Aus FamRZ 1999, Heft 3, Seiten 184-186:
1. OLG Karlsruhe Beschluß v. 23.9.1998- 18UF 192/98
Leitsätze:
1. Aufgrund des nunmehr grundsätzlich gegebenen Umgangsrechts auch des nichtehelichen Vaters kann ein solches nur ausgeschlossen werden, soweit dies zum Wohl des Kindes erforderlich ist. Solche Gründe sind grundsätzlich nicht das geringe Alter des Kindes noch ein sich anbahnendes Vater-Kind-Verhältnis zum neuen Lebensgefährten der Mutter.
2. Belastungen des Kindes, namentlich nach längerer Unterbrechung der Kontakte, kann durch deren Ausgestaltung begegnet werden.
Mit dem 1995 geborenem Kind bestand nach der Trennung in 1997 noch etwa ein halbes Jahr Umgang, bis die Mutter eine neue Beziehung einging. Das VormG hat dem Antragsteller mit Beschluß vom 31.7.1998 nach eingehender Anhörung der Eltern, der Einholung einer Stellungnahme des Jugendamtes und nach Erstattung eines psychologischen Sachverständigengutachtens ein Umgangsrecht in der Weise eingeräumt, dass er berechtigt ist, alle 14 Tage mit M. für 1 1/2 Stunden in den Räumen des Vereins für Familienhilfe in K. zusammenzusein.
Hiergegen richtet sich die Beschwerde der AGg., mit der sie die Zurückweisung des Gesuchs des Ast. auf Regelung des Umgangsrechts erstrebt. ..
Im übrigen sei eine jetzige Ausübung des Umgangs für M. schädlich. Zwischen ihm und ihrem jetzigen Lebensgefährten baue sich kontinuierlich ein Vater-Sohn-Verhältnis auf. M. sei noch zu klein , um erkennen zu können, dass der neue Lebensgefährte nicht sein leiblicher Vater sei. Bei Gewährung eines Umgangsrechts und das dadurch bedingte Auftreten eines weiteren Vaters werde M. verwirrt und verunsichert, was zu einer Gefährdung des Kindeswohls führe.
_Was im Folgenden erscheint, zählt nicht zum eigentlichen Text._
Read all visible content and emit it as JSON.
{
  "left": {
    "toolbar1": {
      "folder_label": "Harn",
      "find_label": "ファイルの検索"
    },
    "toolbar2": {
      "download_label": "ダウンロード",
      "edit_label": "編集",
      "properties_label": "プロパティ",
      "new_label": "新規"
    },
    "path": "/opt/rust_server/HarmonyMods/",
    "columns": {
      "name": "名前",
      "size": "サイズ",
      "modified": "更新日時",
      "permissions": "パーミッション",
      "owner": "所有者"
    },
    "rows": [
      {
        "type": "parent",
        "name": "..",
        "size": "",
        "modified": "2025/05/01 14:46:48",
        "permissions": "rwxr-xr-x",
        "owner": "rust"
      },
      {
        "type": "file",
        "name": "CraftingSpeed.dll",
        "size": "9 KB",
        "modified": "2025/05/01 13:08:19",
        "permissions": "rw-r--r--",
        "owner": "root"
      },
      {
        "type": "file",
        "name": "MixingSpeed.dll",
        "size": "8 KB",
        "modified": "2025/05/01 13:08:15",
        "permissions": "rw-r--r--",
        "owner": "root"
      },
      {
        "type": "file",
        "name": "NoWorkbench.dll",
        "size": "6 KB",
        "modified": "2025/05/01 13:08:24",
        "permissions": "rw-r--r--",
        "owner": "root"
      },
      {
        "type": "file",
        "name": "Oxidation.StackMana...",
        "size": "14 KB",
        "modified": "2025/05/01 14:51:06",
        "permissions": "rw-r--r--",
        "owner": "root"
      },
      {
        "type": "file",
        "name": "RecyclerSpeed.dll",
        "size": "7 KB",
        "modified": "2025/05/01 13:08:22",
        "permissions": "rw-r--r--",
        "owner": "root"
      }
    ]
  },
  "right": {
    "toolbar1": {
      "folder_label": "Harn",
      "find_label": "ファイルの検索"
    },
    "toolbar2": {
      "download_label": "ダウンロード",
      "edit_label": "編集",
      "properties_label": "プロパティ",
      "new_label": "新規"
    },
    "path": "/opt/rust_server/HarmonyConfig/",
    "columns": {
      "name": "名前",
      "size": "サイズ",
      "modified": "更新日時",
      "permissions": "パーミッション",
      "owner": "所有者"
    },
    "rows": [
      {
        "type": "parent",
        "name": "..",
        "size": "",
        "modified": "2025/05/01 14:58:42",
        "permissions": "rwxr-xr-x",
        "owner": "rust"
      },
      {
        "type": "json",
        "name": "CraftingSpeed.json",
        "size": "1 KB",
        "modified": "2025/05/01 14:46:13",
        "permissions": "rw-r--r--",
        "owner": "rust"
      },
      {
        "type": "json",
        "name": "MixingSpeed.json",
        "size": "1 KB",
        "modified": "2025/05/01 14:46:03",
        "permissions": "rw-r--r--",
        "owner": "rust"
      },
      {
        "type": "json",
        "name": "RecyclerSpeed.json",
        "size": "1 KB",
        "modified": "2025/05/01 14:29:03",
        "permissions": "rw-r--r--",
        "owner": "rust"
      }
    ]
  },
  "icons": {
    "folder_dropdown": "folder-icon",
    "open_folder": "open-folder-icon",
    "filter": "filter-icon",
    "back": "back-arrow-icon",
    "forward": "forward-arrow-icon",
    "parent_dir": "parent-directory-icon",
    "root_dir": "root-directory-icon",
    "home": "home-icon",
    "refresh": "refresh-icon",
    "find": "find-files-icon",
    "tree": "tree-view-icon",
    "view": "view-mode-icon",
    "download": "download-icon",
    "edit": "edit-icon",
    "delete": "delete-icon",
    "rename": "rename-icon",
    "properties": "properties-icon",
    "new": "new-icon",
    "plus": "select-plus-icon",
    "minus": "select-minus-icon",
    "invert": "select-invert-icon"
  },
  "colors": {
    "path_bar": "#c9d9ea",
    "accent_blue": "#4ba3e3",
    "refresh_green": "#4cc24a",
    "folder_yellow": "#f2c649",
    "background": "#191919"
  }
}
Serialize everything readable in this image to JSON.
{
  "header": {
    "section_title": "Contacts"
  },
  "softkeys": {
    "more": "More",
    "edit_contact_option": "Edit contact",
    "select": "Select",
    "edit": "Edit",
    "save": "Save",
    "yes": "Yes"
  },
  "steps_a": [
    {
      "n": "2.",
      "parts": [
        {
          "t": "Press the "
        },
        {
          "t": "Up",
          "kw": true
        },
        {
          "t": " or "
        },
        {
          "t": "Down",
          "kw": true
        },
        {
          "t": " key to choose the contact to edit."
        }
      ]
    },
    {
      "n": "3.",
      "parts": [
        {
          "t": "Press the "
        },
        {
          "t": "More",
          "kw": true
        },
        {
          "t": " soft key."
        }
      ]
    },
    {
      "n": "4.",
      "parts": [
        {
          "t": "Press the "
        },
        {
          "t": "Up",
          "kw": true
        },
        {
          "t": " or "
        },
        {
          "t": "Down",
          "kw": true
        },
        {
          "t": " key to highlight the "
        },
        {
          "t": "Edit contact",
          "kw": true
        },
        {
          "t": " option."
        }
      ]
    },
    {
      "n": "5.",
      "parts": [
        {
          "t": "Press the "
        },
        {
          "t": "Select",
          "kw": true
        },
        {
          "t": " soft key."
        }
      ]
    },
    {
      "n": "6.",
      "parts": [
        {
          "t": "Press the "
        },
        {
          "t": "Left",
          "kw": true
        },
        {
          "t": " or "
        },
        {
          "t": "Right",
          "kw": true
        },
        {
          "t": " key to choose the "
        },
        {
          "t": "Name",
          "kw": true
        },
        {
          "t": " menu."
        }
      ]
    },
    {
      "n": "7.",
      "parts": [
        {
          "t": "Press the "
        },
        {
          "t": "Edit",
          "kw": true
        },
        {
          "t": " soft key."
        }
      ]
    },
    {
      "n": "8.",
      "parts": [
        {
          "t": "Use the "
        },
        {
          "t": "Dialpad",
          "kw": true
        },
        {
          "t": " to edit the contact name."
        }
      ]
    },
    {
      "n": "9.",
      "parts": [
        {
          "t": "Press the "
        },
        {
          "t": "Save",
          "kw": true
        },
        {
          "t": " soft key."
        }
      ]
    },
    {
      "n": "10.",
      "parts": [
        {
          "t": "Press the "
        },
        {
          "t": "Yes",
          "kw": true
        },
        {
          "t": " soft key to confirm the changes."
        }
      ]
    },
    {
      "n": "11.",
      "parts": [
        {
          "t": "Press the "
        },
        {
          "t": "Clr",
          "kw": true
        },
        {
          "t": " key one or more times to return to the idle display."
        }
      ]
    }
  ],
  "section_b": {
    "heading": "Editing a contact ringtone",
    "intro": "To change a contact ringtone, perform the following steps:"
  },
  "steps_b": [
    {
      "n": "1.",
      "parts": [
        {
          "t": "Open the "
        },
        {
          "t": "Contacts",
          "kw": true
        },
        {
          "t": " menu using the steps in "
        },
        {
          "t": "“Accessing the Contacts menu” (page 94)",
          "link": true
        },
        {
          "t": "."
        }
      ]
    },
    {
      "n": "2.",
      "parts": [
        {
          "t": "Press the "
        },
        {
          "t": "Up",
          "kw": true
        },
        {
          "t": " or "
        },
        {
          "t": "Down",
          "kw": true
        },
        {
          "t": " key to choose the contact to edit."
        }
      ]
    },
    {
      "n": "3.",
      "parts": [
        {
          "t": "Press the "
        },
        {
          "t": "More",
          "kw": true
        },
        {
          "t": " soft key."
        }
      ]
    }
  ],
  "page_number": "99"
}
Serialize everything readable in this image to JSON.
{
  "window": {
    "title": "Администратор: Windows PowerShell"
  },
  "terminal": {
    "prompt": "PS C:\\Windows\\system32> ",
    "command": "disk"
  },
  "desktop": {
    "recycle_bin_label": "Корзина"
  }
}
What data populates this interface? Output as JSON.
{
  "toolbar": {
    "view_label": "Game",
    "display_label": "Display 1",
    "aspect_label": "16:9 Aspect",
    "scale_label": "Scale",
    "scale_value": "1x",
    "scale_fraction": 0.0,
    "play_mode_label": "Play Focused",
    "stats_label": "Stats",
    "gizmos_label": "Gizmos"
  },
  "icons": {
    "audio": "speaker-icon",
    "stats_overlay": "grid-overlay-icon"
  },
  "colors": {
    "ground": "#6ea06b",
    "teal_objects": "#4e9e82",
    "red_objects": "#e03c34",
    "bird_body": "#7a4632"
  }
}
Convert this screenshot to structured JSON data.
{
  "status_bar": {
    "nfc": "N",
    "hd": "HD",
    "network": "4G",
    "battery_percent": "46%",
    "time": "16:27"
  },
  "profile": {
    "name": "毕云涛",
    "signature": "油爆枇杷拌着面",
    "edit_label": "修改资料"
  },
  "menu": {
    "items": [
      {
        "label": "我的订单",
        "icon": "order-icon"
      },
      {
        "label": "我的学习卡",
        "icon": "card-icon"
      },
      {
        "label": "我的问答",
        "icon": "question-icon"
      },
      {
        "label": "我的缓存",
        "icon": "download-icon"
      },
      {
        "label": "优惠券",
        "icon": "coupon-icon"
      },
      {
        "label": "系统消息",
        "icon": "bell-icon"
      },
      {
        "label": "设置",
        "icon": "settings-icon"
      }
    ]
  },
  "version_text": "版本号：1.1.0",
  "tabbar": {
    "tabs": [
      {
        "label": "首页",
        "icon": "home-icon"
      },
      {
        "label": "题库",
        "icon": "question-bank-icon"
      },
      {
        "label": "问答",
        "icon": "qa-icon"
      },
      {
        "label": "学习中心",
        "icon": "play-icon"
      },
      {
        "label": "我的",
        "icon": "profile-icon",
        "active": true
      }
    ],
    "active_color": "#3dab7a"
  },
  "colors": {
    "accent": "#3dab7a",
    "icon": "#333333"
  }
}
Der Senat führt dann aus, dass es grundsätzlich auch dem Wohl eines nichtehelichen Kindes entspricht, persönlichen Umgang mit seinem Vater zu haben. Für die Persönlichkeitsentwicklung eines Kindes sei es bedeutsam, seinen leiblichen Vater so früh wie möglich zu kennen und die Beziehung zu ihm durch Pflege von Umgangskontakten aufrechtzuerhalten und zu entwickeln, zumal auf (lange) Dauer keineswegs abzusehen ist, ob und wie sich das Verhältnis zum neuen Partner der Mutter darstellen und erhalten wird.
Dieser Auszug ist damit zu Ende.